The rare second edition of the French translation of De Veer’s account of three most important polar voyages in search of the Northeast Passage to China and the East Indies, commanded by Willem Barents, with exceptional provenance; from the library of the celebrated astronomer Joseph Jérôme de Lalande including his notes and side notes. The three expeditions recounted here took place in 1594, 1595, 1596-1597. The commander of the three voyages was the pilot Willem Barents of Amsterdam. Gerrit De Veer himself only took part in the last two expeditions and described the first expedition from Barents notes. The account of the third voyage, during which the Dutch sailors had to winter at Novaya Zemlya, occupies more than half of the work. The three accounts include de Veer’s eyewitness journal, as a crew-member, of Barents’ disastrous final voyage in 1596-97: a tale of extreme hardship and danger and it describes in the form of a daily diary the crew’s winter in a hut built from ship’s timbers on the coast of Novaya Zemlya, after their ship had been crushed by ice. It is the earliest recorded wintering this far north.

“These voyages proved Barents one of history’s greatest arctic navigators. The first foray began in 1594, when Barents directed his ships down the length of Nova Zembla. Blocked by seasonal ice from further passage, the Dutch retraced their course to Vaigatz and passed through the Kara Sea as far as the latitude of Ob. The relative success of this effort prompted another attempt the following year. This time, however, an unusually severe winter kept the straits between Vaigatz and the mainland packed with ice all summer, and the voyagers returned to Holland after little success. Accompanying Barents as supercargo on both of these expeditions was the famed Dutch traveler Jan Huyghen van Linschoten. It was the third voyage in 1596 that ranks among the “hardiest achievements of all Polar exploration”. Barents began by attempting to sail directly across the Pole.
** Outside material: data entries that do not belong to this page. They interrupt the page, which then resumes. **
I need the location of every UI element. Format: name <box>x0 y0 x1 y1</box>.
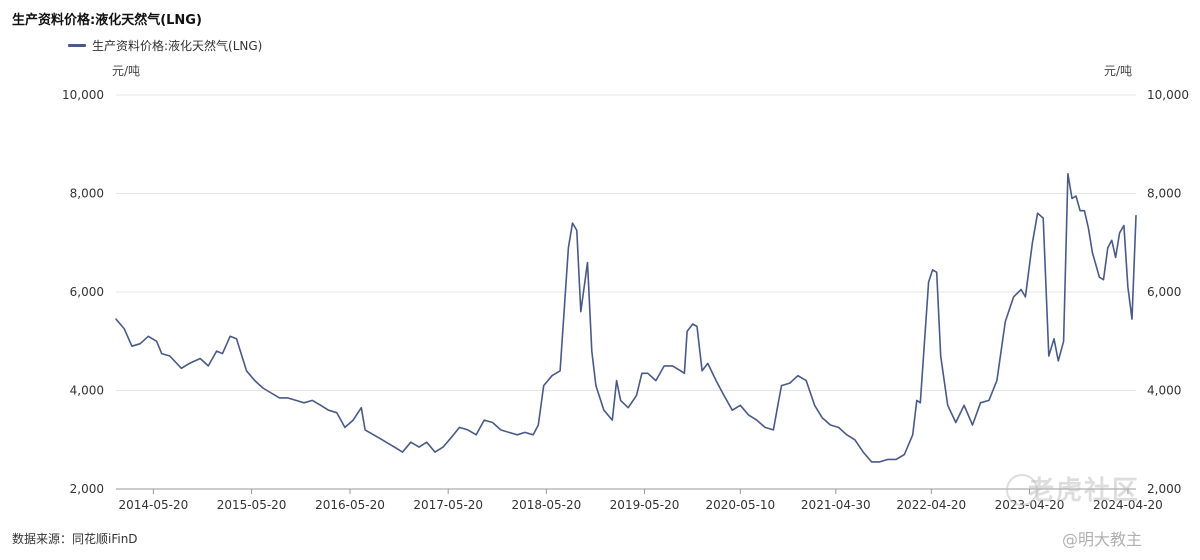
y-tick-label-left: 4,000 <box>70 384 104 398</box>
x-tick-label: 2024-04-20 <box>1093 498 1163 512</box>
y-tick-label-right: 10,000 <box>1147 88 1189 102</box>
x-tick-label: 2020-05-10 <box>705 498 775 512</box>
x-tick-label: 2016-05-20 <box>315 498 385 512</box>
watermark-logo-icon <box>1006 474 1038 506</box>
x-tick-label: 2015-05-20 <box>217 498 287 512</box>
data-source-label: 数据来源：同花顺iFinD <box>12 532 138 546</box>
y-axis-right: 2,000 4,000 6,000 8,000 10,000 <box>1147 88 1189 496</box>
y-tick-label-right: 8,000 <box>1147 187 1181 201</box>
legend-swatch <box>68 44 86 47</box>
x-tick-label: 2022-04-20 <box>896 498 966 512</box>
y-tick-label-left: 10,000 <box>62 88 104 102</box>
gridlines <box>116 94 1136 391</box>
chart-title: 生产资料价格:液化天然气(LNG) <box>12 13 202 28</box>
y-tick-label-left: 2,000 <box>70 482 104 496</box>
y-tick-label-right: 6,000 <box>1147 285 1181 299</box>
y-tick-label-right: 2,000 <box>1147 482 1181 496</box>
y-axis-left: 2,000 4,000 6,000 8,000 10,000 <box>62 88 104 496</box>
y-axis-unit-right: 元/吨 <box>1104 64 1133 78</box>
legend-label: 生产资料价格:液化天然气(LNG) <box>92 39 263 53</box>
watermark-text: 老虎社区 <box>1028 476 1141 506</box>
series-group <box>115 173 1137 463</box>
y-tick-label-right: 4,000 <box>1147 384 1181 398</box>
x-tick-label: 2017-05-20 <box>413 498 483 512</box>
y-tick-label-left: 6,000 <box>70 285 104 299</box>
x-axis: 2014-05-20 2015-05-20 2016-05-20 2017-05-20… <box>116 488 1163 512</box>
y-tick-label-left: 8,000 <box>70 187 104 201</box>
chart-legend[interactable]: 生产资料价格:液化天然气(LNG) <box>68 37 262 54</box>
x-tick-label: 2014-05-20 <box>119 498 189 512</box>
x-tick-label: 2021-04-30 <box>801 498 871 512</box>
y-axis-unit-left: 元/吨 <box>112 64 141 78</box>
x-tick-label: 2019-05-20 <box>610 498 680 512</box>
series-line <box>115 173 1137 463</box>
author-watermark: @明大教主 <box>1062 530 1143 549</box>
x-tick-label: 2018-05-20 <box>512 498 582 512</box>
Though he was blocked by pack ice, along the way he became the first European to make contact with the Spitsbergen Islands. Steering back for Nova Zembla, the Dutch passed the farthest point they had reached on their first voyage in 1594, and pressed on around the northern tip of the island. Here their ship was crushed in the ice, and the crew was forced to wait out the winter. It was a winter of great misery, during which a number of the crew froze to death and several were eaten by polar bears. When the summer ice failed to release his ship, Barents directed the remaining members of this crew in a difficult voyage in an open boat; he died before they safely reached Russian territory” K Hill. “The Hill Collection of Pacific Voyages.”

Joseph Jérôme Lefrançois de Lalande’s copy; his autograph on pastedown, with his notes concerning astronomical instruments and degrees of latitude and longitude taken from the  voyages on pastedown and ffep. It is not individually listed in the catalogue of the sale of his books in 1808 that took place a year after his death at the College de France. Lalande was a celebrated astronomer and at the centre of French intellectual circles during les Lumières. He was close to Voltaire, Helvetius, and many others. He held the chair of astronomy in the Collège de France for forty-six years. His publications in connection with the transit of Venus of 1769 won him great fame. He was also a Freemason and founded the Lodge of “Les Trois Soeurs” in Paris, influential in the American war of independence: In 1778 Lalande arranged for Benjamin Franklin and John Paul Jones to join; Franklin became Master of the Lodge in 1779, and was re-elected in 1780. When Franklin, returned to America to participate in the writing of the Constitution, Thomas Jefferson, a non-Mason, took over as American Envoy. Lalande was a renowned atheist but still harboured priests fleeing the revolution at the College de France. It is possible that Lalande obtained this copy from his friend, another famous astronomer of the same period, Pierre Charles Lemonnier, from his note on rear pastedown ‘notes de m. Lemonnier’.

A very rare edition of these important voyages with remarkable provenance.

BM STC, Fr. C16th p. 436. USTC 20588. Geoffroy Atkinson “La littérature géographique française de la Renaissance: Répertoire bibliographique” no. 401. Alden 599/92. JCB I:377. Rothschild 1962. Tiele-Muller 96.